È controcorrente rispetto alle logiche del sistema fondato sull’economia di mercato, lo nega e lo demolisce dalle fondamenta partendo da un presupposto: «Veniamo alla luce per essere felici. Perché la vita é corta e se ne va via rapidamente. Nessun bene vale come la vita, questo é elementare».

E, ancora: «Questi sono problemi di carattere politico, che ci stanno indicando che é ora di cominciare a lottare per un’altra cultura. Non si tratta di immaginarci il ritorno all’epoca dell’uomo delle caverne, né di avere un monumento all’arretratezza. Peró non possiamo continuare, indefinitamente, governati dal mercato, dobbiamo cominciare a governare il mercato».

Chi lo ha letto integralmente non potrà che riflettere.

Non esistono soluzioni facili e la politica – ancor più in questo momento di forte instabilità – non sembra proporne di più chiare.
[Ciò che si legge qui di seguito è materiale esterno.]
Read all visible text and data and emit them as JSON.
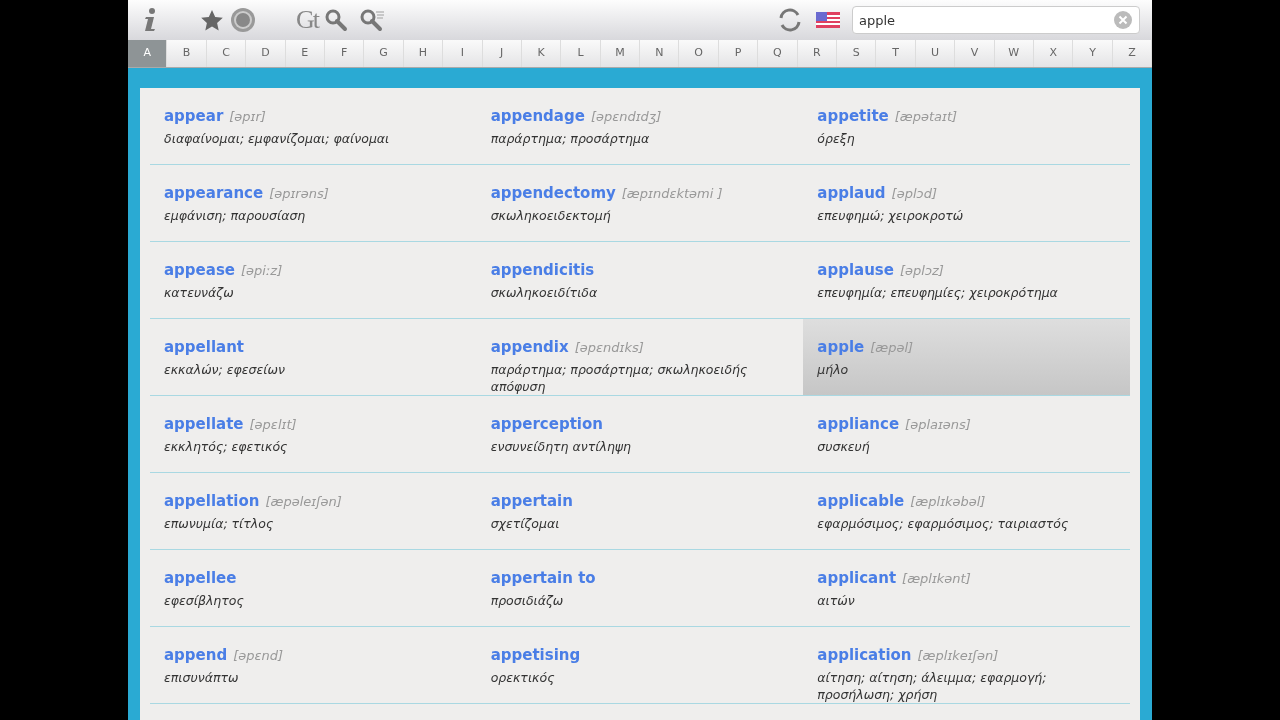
{
  "toolbar": {
    "logo_text": "Gt",
    "search": {
      "value": "apple"
    }
  },
  "letters": [
    {
      "label": "A",
      "selected": true
    },
    {
      "label": "B",
      "selected": false
    },
    {
      "label": "C",
      "selected": false
    },
    {
      "label": "D",
      "selected": false
    },
    {
      "label": "E",
      "selected": false
    },
    {
      "label": "F",
      "selected": false
    },
    {
      "label": "G",
      "selected": false
    },
    {
      "label": "H",
      "selected": false
    },
    {
      "label": "I",
      "selected": false
    },
    {
      "label": "J",
      "selected": false
    },
    {
      "label": "K",
      "selected": false
    },
    {
      "label": "L",
      "selected": false
    },
    {
      "label": "M",
      "selected": false
    },
    {
      "label": "N",
      "selected": false
    },
    {
      "label": "O",
      "selected": false
    },
    {
      "label": "P",
      "selected": false
    },
    {
      "label": "Q",
      "selected": false
    },
    {
      "label": "R",
      "selected": false
    },
    {
      "label": "S",
      "selected": false
    },
    {
      "label": "T",
      "selected": false
    },
    {
      "label": "U",
      "selected": false
    },
    {
      "label": "V",
      "selected": false
    },
    {
      "label": "W",
      "selected": false
    },
    {
      "label": "X",
      "selected": false
    },
    {
      "label": "Y",
      "selected": false
    },
    {
      "label": "Z",
      "selected": false
    }
  ],
  "columns": [
    {
      "entries": [
        {
          "word": "appear",
          "pronunciation": "[əpɪr]",
          "translation": "διαφαίνομαι; εμφανίζομαι; φαίνομαι",
          "selected": false
        },
        {
          "word": "appearance",
          "pronunciation": "[əpɪrəns]",
          "translation": "εμφάνιση; παρουσίαση",
          "selected": false
        },
        {
          "word": "appease",
          "pronunciation": "[əpiːz]",
          "translation": "κατευνάζω",
          "selected": false
        },
        {
          "word": "appellant",
          "translation": "εκκαλών; εφεσείων",
          "selected": false
        },
        {
          "word": "appellate",
          "pronunciation": "[əpɛlɪt]",
          "translation": "εκκλητός; εφετικός",
          "selected": false
        },
        {
          "word": "appellation",
          "pronunciation": "[æpəleɪʃən]",
          "translation": "επωνυμία; τίτλος",
          "selected": false
        },
        {
          "word": "appellee",
          "translation": "εφεσίβλητος",
          "selected": false
        },
        {
          "word": "append",
          "pronunciation": "[əpɛnd]",
          "translation": "επισυνάπτω",
          "selected": false
        }
      ]
    },
    {
      "entries": [
        {
          "word": "appendage",
          "pronunciation": "[əpɛndɪdʒ]",
          "translation": "παράρτημα; προσάρτημα",
          "selected": false
        },
        {
          "word": "appendectomy",
          "pronunciation": "[æpɪndɛktəmi ]",
          "translation": "σκωληκοειδεκτομή",
          "selected": false
        },
        {
          "word": "appendicitis",
          "translation": "σκωληκοειδίτιδα",
          "selected": false
        },
        {
          "word": "appendix",
          "pronunciation": "[əpɛndɪks]",
          "translation": "παράρτημα; προσάρτημα; σκωληκοειδής απόφυση",
          "selected": false
        },
        {
          "word": "apperception",
          "translation": "ενσυνείδητη αντίληψη",
          "selected": false
        },
        {
          "word": "appertain",
          "translation": "σχετίζομαι",
          "selected": false
        },
        {
          "word": "appertain to",
          "translation": "προσιδιάζω",
          "selected": false
        },
        {
          "word": "appetising",
          "translation": "ορεκτικός",
          "selected": false
        }
      ]
    },
    {
      "entries": [
        {
          "word": "appetite",
          "pronunciation": "[æpətaɪt]",
          "translation": "όρεξη",
          "selected": false
        },
        {
          "word": "applaud",
          "pronunciation": "[əplɔd]",
          "translation": "επευφημώ; χειροκροτώ",
          "selected": false
        },
        {
          "word": "applause",
          "pronunciation": "[əplɔz]",
          "translation": "επευφημία; επευφημίες; χειροκρότημα",
          "selected": false
        },
        {
          "word": "apple",
          "pronunciation": "[æpəl]",
          "translation": "μήλο",
          "selected": true
        },
        {
          "word": "appliance",
          "pronunciation": "[əplaɪəns]",
          "translation": "συσκευή",
          "selected": false
        },
        {
          "word": "applicable",
          "pronunciation": "[æplɪkəbəl]",
          "translation": "εφαρμόσιμος; εφαρμόσιμος; ταιριαστός",
          "selected": false
        },
        {
          "word": "applicant",
          "pronunciation": "[æplɪkənt]",
          "translation": "αιτών",
          "selected": false
        },
        {
          "word": "application",
          "pronunciation": "[æplɪkeɪʃən]",
          "translation": "αίτηση; αίτηση; άλειμμα; εφαρμογή; προσήλωση; χρήση",
          "selected": false
        }
      ]
    }
  ]
}
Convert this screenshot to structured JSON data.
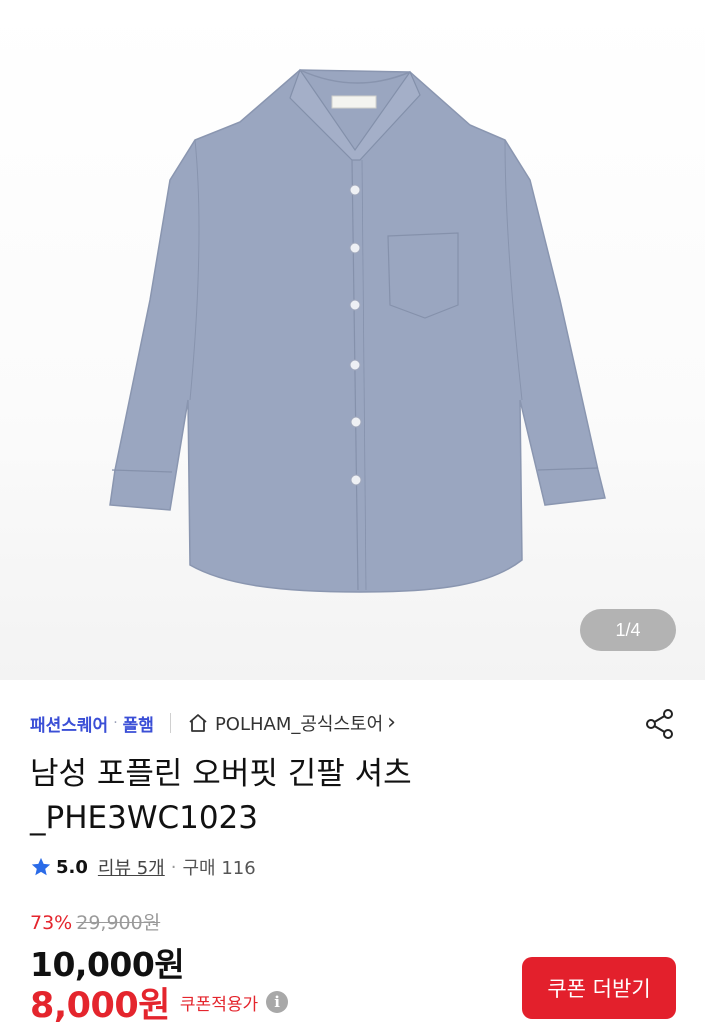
{
  "gallery": {
    "current": 1,
    "total": 4,
    "pager_text": "1/4",
    "image_icon": "blue-long-sleeve-shirt",
    "shirt_color": "#9aa6c0"
  },
  "store": {
    "tag": "패션스퀘어",
    "brand": "폴햄",
    "store_name": "POLHAM_공식스토어",
    "home_icon": "home-icon",
    "chevron": "›",
    "share_icon": "share-icon"
  },
  "product": {
    "title_line1": "남성 포플린 오버핏 긴팔 셔츠",
    "title_line2": "_PHE3WC1023"
  },
  "rating": {
    "star_icon": "star-icon",
    "score": "5.0",
    "reviews": "리뷰 5개",
    "purchases": "구매 116"
  },
  "price": {
    "discount_rate": "73%",
    "original": "29,900원",
    "sale": "10,000원",
    "coupon_price": "8,000원",
    "coupon_note": "쿠폰적용가",
    "info_icon": "info-icon"
  },
  "coupon_button": {
    "label": "쿠폰 더받기"
  },
  "colors": {
    "accent_red": "#e3202c",
    "brand_blue": "#3b4fd6"
  }
}
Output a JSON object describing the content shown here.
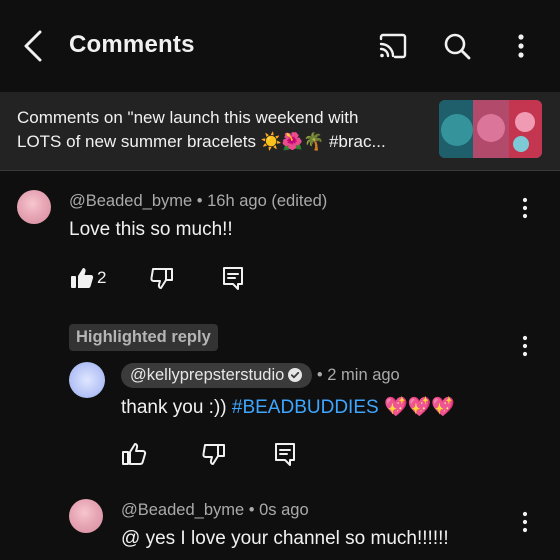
{
  "header": {
    "title": "Comments",
    "icons": [
      "back-arrow-icon",
      "cast-icon",
      "search-icon",
      "more-vertical-icon"
    ]
  },
  "video": {
    "line1": "Comments on \"new launch this weekend with",
    "line2": "LOTS of new summer bracelets ☀️🌺🌴 #brac..."
  },
  "comments": [
    {
      "handle": "@Beaded_byme",
      "meta": " • 16h ago (edited)",
      "text": "Love this so much!!",
      "likes": "2"
    }
  ],
  "highlighted": {
    "badge": "Highlighted reply",
    "handle": "@kellyprepsterstudio",
    "meta": " • 2 min ago",
    "text_prefix": "thank you :)) ",
    "hashtag": "#BEADBUDDIES",
    "text_suffix": " 💖💖💖"
  },
  "reply2": {
    "handle": "@Beaded_byme",
    "meta": " • 0s ago",
    "text": "@ yes I love your channel so much!!!!!!"
  },
  "colors": {
    "background": "#0f0f0f",
    "bar": "#232323",
    "link": "#3ea6ff",
    "muted": "#aaaaaa"
  }
}
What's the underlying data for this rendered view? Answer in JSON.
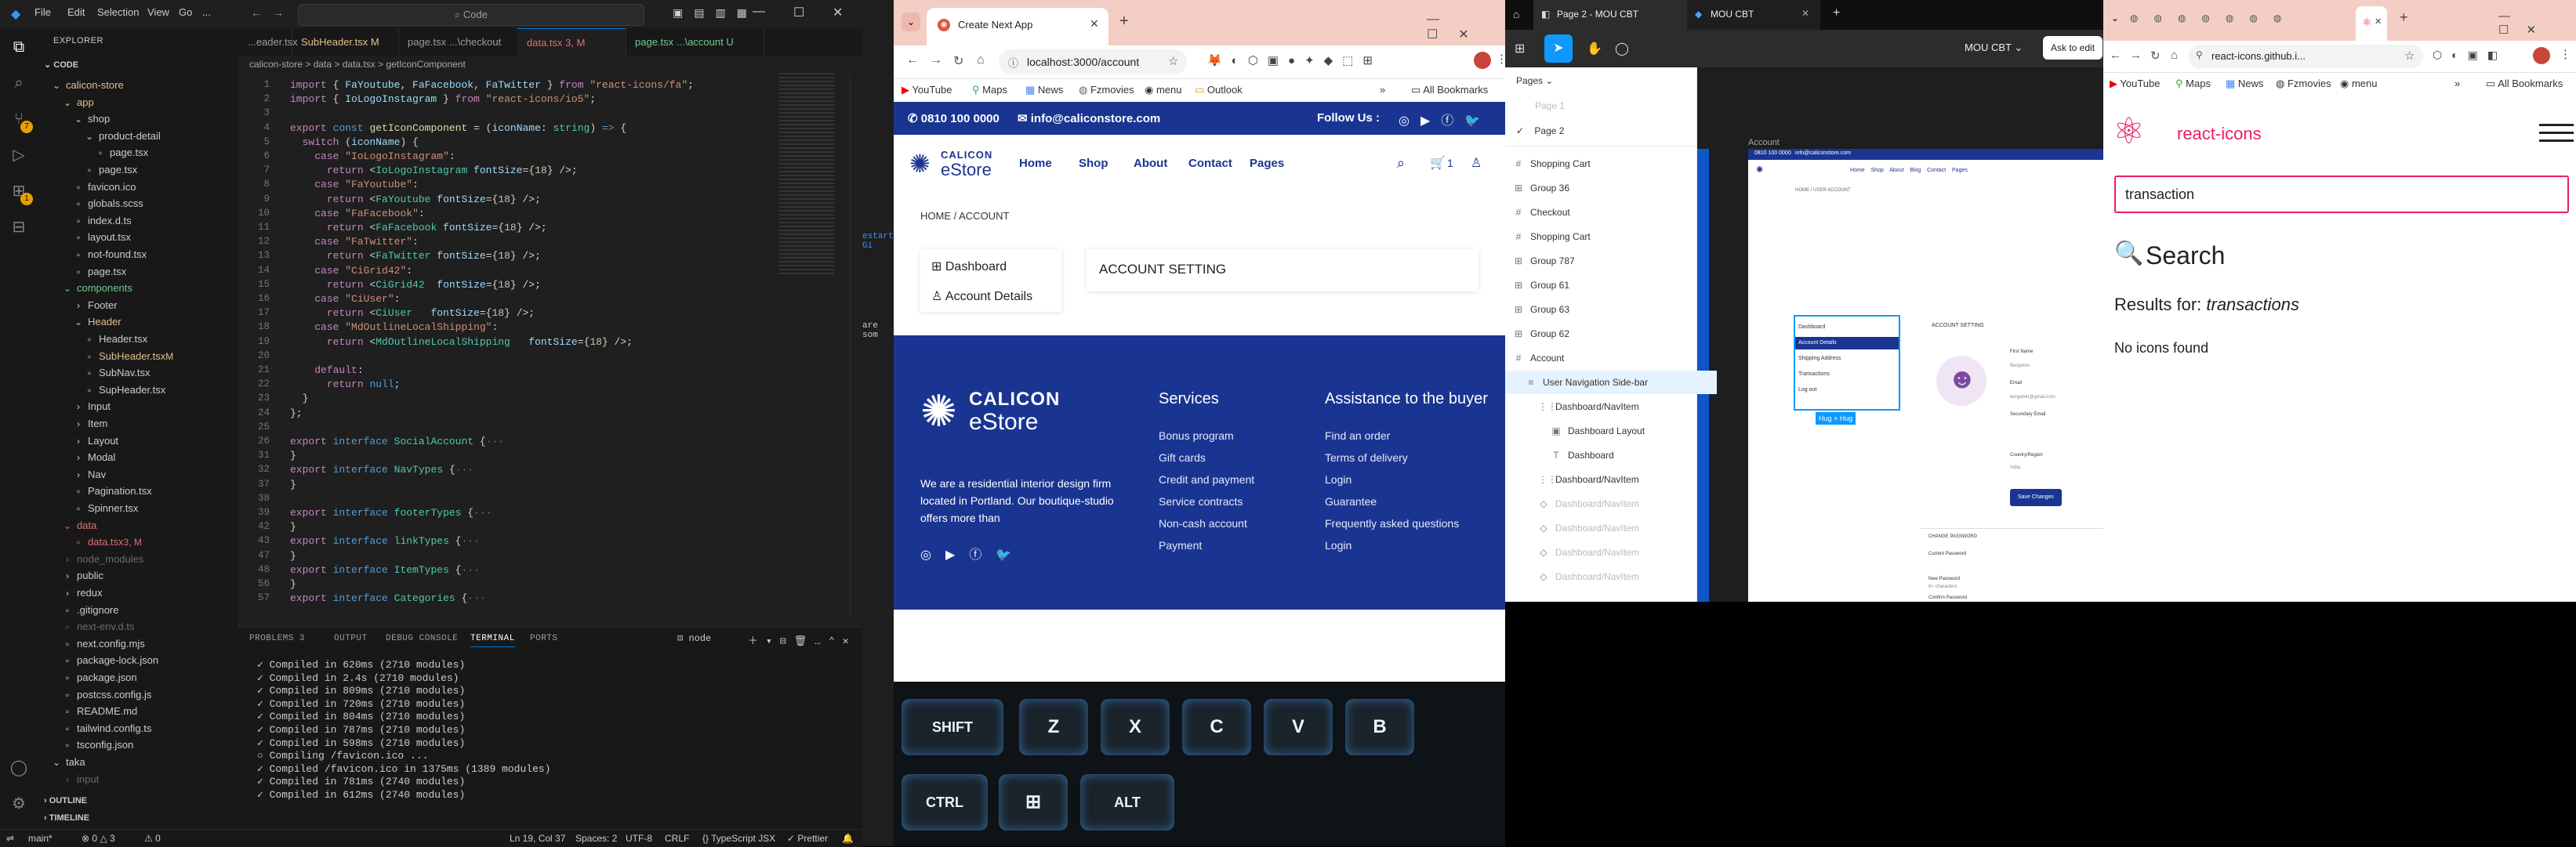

La forze delle idee e il risveglio delle coscienze possono essere il principio motore dello smantellamento di un sistema che, regalando ben più nocive illusioni, perpetua se stesso, costringe all’immobilismo e usa violenza contro la natura dell’uomo.

Sentiamo ancora parlare di modelli vecchi, che la vecchia politica – tutta rituali e piroette, tecnicismi e moralità a volte solo ostentata – cerca di riproporre quando invece ne servirebbero di nuovi, impostati sulla valorizzazione e non sullo sfruttamento del territorio.

Non sulla dipendenza della povera gente dal potere politico, ma sullo sviluppo che nasca dal basso, dalle attitudini tradizionali delle nostre popolazioni, troppo spesso non assecondate.

Servirebbero ricette coraggiose, in grado di sparigliare un gioco altrimenti destinato ad alimentare un sistema poco virtuoso e incapace di produce ricchezza diffusa.

Non è che il teatrino degli annunci, con la continuità amministrativa (e, in alcuni casi, politica), con l’iperattivismo di maniera che si cambiano davvero le cose.

Anzi, si modificano solo i nomi dei gestori del sistema, si sposta un po’ la geografia del potere di qualche ras locale.

Tutto cambia, per restare uguale.

Ed è un peccato, perché le premesse, le speranze e le aspettative non erano queste.